Einleitung: Vorbehandlung – das „erste Kilometer“ der Beschichtungsqualität
Im Automobillackierbereich gibt es ein klassisches Motto: “70 % der Lackierqualität hängen von der Vorbehandlung ab.” Als erster Arbeitsschritt in der Lackierwerkstatt beeinflusst die Vorbehandlung direkt die Haftung, das Eindringvermögen und die endgültige Korrosionsschutzleistung des Elektrotauchlacks. Und diese technische Route des ”ersten Kilometers” durchläuft gerade den tiefgreifendsten Wandel seit 30 Jahren – den vollständigen Wechsel von herkömmlicher zinkbasierter Phosphatierung hin zu Dünnschicht-Vorbehandlung (Silan/Zirkoniumsalze).

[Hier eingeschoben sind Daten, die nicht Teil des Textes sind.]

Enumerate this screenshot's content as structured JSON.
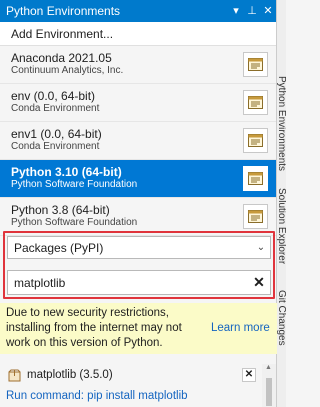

Die technische Route der Vorbehandlung für Automobil-OEMs wechselt schnell von der traditionellen zinkbasierten Phosphatierung (Filmdicke 2-3 g/m², enthält Schwermetalle wie Nickel/Zink/Mangan) zu Dünnschicht-Vorbehandlungen (Silanfilme mit nur 20-100 nm Dicke, phosphorfrei und nickelfrei). Bis 2026 liegt die Durchdringungsrate von Dünnschicht-Vorbehandlungen bei neu gebauten Lackierlinien in China bereits über 60%.Der Kernunterschied zwischen den beiden Routen besteht darin: Die Phosphatierung ist in Bezug auf kombinierten Korrosionsschutz und Reife zuverlässiger, während die Dünnschicht-Vorbehandlung bei Umweltkonformität, Energieverbrauch (30% Reduktion) und Linienlänge (40% Verkürzung) überlegene Vorteile bietet.
I. Vorbehandlungstechnik: Chemie und Verfahren
1.1 Chemischer Mechanismus der traditionellen Phosphatierung
Zinkphosphatierung ist der ausgereifteste Vorbehandlungsprozess im Automobilbau, und seine Kernreaktion lässt sich wie folgt vereinfachen:
3Zn(H₂PO₄)₂ + 2Fe + 4H₂O → Zn₃(PO₄)₂·4H₂O (Phosphatierungsschicht) + 2FeHPO₄ + 2H₃PO₄ + H₂↑
Der Phosphatierungsprozess bildet durch die drei Schritte Säureätzen → Kristallisation → Abscheidung eine Konversionsschicht aus Zinkphosphat (Hopeit, Zn₃(PO₄)₂·4H₂O) und Zink-Eisen-Phosphat (Phosphophyllit, Zn₂Fe(PO₄)₂·4H₂O) auf der Stahloberfläche. Das Phosphatierschichtgewicht liegt typischerweise bei 2–3 g/m² (Automobilkarosseriestandard), die Kristallgröße bei 2–10 μm. Diese Schicht erfüllt eine doppelte Funktion: (1) Verbesserung der Haftung des nachfolgenden Elektrotauchlacks (physikalische und chemische Verankerung); (2) Bereitstellung eines begrenzten Korrosionsschutzes der unbeschichteten Schicht (Verhinderung von Flugrost vor der Elektrotauchlackierung).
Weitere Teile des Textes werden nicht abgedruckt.